The academician Pilar Bayer pays tribute to the great architect of bossa nova with a piano recital
Pilar Bayer, professor emeritus of the University of Barcelona and full academician of the Royal European Academy of Doctors-Barcelona 1914 (RAED), starred on November 29 the piano concert “Una velada con la música de Antônio Carlos Jobim” (An evening with the music of Antônio Carlos Jobim), organized by the Royal Academy with the collaboration of the Royal Artistic Circle of Barcelona, which hosted the session. Before the recital, Josep Pla i Carrera, also professor emeritus of the University of Barcelona and supernumerary academician of the RAED, gave the talk “Gotas de matemática egipcia y mesopotámica a través de los textos” (Drops of Egyptian and Mesopotamian mathematics through the texts), based on the mathematical content of Egyptian papyri and of Mesopotamian tablets.
The program was composed of an introduction, theme, interlude and ending, including compositions by Erroll Garner, Tom Jobim, Tchaikovsky and Paul Desmond. The central part of the audition was dedicated to the Brazilian music of the 1950s and 1960s in which the derivation of the popular samba took place towards the more jazzy and sophisticated style of bossa nova. Briefly, Pilar Bayer also explained the meaning of the texts of the different interpreted themes, due to the Brazilian poets Vinícius de Moraes, Astrud Gilberto, Newton Mendonça and Aloysio de Oliveira. Out of the program she played the piano “Alone”, the central theme of a 1935 film that the public had to identify.
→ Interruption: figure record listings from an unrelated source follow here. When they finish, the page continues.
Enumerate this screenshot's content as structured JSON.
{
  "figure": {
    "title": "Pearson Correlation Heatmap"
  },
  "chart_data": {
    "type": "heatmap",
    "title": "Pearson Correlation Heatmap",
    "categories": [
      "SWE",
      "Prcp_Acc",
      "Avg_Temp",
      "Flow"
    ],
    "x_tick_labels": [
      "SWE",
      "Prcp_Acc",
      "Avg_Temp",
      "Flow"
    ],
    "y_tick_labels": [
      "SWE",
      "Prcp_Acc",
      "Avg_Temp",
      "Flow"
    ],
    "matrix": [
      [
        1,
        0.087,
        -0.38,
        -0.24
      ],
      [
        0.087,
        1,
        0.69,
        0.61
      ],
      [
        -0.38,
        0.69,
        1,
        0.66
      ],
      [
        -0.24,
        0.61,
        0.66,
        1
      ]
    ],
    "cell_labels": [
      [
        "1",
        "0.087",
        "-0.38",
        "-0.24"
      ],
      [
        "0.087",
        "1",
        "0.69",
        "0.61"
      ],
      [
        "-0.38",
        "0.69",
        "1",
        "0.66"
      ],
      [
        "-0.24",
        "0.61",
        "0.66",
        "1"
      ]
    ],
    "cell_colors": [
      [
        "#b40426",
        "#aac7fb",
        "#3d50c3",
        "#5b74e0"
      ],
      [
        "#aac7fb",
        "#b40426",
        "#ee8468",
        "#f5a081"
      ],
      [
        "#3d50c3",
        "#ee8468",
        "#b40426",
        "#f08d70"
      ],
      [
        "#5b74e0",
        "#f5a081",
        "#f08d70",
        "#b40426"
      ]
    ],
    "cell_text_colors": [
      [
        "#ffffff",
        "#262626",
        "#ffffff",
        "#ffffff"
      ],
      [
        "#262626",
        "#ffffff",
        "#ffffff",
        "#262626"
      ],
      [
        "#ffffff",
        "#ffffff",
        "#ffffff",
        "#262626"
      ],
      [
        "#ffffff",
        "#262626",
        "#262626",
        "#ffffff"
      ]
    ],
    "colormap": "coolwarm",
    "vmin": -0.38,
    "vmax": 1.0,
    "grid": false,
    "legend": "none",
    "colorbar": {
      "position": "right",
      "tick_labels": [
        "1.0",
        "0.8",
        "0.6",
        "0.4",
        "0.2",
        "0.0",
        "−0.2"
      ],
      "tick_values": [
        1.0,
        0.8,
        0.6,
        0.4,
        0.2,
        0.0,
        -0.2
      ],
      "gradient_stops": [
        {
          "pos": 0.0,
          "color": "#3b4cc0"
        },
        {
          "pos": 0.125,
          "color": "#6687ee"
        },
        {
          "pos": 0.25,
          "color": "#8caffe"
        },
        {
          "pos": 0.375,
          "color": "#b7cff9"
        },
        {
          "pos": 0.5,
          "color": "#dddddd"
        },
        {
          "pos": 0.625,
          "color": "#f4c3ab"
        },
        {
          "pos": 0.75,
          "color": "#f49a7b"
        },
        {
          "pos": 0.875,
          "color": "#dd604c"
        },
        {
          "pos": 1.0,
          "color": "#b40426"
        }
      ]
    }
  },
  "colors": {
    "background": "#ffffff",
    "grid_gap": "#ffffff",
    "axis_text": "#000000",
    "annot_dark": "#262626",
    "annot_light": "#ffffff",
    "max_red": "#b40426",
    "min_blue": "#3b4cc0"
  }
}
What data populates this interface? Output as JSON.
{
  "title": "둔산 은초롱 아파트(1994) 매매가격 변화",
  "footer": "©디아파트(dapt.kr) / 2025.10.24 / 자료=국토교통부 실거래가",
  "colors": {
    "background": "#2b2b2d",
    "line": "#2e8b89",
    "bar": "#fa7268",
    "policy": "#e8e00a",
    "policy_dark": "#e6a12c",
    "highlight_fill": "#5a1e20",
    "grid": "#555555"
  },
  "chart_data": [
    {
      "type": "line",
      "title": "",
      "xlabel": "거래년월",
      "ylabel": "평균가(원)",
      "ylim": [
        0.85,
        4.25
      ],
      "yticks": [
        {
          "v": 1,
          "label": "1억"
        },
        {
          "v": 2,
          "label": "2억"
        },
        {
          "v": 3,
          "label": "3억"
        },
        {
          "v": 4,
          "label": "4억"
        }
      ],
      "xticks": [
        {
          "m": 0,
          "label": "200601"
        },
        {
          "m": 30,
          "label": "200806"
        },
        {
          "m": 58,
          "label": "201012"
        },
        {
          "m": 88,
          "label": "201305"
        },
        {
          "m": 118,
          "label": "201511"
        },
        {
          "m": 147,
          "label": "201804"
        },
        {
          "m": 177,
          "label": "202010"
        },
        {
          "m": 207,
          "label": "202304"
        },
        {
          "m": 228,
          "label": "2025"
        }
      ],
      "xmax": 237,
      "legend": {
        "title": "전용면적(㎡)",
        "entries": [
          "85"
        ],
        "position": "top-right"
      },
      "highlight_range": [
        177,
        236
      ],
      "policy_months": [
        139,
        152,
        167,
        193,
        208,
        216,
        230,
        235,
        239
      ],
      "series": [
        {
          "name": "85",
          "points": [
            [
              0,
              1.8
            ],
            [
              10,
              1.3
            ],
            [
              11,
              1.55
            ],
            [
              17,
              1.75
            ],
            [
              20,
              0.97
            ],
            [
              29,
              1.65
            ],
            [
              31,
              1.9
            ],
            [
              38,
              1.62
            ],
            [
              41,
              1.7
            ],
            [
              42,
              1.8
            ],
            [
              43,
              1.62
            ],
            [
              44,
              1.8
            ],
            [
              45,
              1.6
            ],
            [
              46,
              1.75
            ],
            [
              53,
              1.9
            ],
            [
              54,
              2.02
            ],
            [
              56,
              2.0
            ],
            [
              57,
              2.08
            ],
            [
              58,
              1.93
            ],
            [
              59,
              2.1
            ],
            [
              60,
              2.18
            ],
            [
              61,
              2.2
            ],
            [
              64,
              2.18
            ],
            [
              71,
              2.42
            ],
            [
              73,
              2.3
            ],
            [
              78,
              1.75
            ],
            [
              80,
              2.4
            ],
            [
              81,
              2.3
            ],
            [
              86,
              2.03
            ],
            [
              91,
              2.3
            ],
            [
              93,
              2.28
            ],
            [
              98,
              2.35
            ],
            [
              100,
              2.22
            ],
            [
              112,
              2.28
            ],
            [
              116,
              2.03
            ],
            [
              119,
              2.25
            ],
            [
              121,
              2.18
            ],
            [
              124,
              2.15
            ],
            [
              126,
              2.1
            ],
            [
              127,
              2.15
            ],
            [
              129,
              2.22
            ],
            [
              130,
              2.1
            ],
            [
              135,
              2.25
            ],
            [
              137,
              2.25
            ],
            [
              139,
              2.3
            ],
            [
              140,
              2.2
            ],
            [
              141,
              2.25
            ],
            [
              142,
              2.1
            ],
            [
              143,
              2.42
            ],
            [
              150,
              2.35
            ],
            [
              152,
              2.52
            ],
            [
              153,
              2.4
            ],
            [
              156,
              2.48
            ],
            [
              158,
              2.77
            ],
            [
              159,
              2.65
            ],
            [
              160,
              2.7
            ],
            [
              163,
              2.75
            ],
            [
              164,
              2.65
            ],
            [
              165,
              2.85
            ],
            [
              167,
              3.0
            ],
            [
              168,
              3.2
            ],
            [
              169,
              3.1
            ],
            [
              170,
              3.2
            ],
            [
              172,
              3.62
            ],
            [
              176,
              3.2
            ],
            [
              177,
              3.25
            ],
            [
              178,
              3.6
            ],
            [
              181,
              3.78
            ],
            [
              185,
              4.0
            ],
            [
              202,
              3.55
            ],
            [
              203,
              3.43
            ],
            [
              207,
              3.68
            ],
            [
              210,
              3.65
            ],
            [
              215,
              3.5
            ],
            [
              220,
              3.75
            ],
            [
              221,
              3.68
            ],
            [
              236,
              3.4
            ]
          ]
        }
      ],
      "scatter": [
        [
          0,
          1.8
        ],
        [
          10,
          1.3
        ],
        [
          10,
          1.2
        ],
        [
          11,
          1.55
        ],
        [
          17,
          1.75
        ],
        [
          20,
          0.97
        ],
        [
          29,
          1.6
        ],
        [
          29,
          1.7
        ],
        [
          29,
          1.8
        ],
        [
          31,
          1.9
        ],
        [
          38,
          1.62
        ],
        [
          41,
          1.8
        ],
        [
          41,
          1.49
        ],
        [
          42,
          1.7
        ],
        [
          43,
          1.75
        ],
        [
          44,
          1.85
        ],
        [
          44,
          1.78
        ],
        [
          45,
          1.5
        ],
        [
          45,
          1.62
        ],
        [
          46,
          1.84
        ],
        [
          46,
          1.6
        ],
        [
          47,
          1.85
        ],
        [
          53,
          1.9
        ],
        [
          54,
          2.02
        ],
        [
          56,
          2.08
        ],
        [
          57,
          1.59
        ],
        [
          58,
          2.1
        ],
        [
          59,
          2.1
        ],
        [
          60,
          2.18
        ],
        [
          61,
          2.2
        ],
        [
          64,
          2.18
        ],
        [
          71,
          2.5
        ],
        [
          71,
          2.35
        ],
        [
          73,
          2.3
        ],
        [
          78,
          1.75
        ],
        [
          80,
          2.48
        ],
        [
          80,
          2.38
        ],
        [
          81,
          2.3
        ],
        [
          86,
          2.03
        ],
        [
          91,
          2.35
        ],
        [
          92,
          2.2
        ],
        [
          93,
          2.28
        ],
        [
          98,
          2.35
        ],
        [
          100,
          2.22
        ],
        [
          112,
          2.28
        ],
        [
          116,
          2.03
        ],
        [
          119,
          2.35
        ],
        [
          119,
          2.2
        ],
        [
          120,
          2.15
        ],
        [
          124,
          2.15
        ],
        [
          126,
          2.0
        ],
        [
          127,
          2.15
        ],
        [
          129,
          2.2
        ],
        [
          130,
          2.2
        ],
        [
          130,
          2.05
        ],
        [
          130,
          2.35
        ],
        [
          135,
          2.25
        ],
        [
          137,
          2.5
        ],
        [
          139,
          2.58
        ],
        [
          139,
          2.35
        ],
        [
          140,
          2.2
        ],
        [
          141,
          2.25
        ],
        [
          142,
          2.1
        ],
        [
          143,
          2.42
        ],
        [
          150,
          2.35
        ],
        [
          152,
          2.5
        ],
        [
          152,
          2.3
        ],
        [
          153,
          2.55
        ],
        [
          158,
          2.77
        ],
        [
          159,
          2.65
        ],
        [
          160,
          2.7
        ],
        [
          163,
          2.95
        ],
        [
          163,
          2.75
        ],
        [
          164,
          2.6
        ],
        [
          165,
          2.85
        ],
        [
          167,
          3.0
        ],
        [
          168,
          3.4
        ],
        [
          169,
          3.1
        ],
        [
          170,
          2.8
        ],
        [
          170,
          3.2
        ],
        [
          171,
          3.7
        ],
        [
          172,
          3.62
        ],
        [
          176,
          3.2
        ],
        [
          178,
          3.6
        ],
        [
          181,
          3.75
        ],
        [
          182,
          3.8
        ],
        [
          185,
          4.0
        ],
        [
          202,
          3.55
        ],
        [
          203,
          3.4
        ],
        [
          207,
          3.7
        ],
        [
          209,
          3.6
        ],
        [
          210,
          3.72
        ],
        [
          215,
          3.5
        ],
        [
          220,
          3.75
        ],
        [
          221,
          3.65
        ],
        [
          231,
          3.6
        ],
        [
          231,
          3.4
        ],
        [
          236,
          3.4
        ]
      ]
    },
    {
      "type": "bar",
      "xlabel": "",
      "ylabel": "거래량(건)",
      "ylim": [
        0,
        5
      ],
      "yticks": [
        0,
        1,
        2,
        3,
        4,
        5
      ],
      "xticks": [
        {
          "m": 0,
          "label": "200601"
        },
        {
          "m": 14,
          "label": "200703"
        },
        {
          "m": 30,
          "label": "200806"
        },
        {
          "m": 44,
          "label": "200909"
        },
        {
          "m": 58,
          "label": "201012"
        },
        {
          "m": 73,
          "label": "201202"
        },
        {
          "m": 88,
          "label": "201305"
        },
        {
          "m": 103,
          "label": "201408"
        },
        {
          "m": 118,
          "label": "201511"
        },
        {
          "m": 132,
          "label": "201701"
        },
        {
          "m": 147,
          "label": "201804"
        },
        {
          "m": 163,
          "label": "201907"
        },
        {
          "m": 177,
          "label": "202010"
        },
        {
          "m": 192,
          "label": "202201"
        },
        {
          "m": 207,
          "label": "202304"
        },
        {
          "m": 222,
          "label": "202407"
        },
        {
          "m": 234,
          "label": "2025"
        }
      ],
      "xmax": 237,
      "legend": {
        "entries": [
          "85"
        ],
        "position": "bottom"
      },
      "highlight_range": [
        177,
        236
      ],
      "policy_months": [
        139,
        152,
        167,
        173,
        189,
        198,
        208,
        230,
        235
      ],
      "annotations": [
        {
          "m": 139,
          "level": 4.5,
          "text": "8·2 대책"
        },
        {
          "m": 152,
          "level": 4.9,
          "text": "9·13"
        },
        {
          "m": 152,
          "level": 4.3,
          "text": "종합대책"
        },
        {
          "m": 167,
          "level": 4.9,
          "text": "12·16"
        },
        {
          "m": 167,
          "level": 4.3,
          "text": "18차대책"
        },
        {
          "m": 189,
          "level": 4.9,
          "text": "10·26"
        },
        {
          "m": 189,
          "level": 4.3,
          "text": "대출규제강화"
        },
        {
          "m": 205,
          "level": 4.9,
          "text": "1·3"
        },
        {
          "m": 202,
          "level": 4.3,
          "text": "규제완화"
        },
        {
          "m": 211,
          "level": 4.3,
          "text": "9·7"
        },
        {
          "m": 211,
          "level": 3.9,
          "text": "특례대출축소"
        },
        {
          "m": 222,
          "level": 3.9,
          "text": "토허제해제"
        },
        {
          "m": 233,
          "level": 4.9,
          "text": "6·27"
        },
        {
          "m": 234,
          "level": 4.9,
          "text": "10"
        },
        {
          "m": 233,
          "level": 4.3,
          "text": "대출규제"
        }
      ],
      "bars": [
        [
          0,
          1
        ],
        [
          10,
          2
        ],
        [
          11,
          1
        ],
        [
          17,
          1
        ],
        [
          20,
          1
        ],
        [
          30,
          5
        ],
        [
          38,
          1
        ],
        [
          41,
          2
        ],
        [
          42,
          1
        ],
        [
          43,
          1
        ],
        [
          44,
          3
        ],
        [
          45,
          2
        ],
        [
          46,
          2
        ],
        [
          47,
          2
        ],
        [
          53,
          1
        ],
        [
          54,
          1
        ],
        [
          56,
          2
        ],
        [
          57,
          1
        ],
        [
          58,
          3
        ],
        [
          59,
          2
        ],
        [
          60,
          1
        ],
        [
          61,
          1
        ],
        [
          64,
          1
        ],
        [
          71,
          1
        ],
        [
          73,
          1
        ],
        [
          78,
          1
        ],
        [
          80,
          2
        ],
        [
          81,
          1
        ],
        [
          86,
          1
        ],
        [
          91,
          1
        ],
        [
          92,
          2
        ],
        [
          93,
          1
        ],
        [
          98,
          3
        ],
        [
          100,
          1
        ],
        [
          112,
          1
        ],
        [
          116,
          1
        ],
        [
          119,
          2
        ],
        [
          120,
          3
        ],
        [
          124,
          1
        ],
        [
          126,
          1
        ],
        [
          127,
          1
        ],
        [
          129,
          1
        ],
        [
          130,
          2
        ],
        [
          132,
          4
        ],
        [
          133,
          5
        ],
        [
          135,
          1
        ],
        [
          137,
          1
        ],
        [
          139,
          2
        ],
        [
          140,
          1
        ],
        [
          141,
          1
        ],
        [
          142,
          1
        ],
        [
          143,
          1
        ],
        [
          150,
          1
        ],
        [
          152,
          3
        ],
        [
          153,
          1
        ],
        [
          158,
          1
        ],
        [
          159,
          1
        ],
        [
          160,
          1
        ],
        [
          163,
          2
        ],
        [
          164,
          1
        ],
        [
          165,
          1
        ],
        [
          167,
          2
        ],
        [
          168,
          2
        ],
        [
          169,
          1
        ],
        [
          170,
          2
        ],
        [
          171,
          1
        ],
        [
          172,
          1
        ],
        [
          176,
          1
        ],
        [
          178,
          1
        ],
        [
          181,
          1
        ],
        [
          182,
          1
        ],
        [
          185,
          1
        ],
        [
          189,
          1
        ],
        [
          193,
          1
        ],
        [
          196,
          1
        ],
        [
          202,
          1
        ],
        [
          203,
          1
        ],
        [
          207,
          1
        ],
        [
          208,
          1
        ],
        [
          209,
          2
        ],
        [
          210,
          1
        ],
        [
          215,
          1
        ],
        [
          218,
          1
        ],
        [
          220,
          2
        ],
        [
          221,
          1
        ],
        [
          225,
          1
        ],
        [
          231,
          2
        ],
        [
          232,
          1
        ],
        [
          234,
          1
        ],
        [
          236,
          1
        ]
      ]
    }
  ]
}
Antônio Carlos Jobim, popularly known as Tom Jobim, was a composer, arranger, singer, guitarist and pianist of bossa nova, Brazilian popular music and classical music. He is considered one of the great exponents of the music of his country and the great creator of developing and internationalizing the bossa nova, which fused with jazz to create a new style of great popular success. His compositions are as well-known as “Águas de março” or “Garota de Ipanema”. Jobim died in New York in 1994 leaving behind an internationally recognized musical legacy.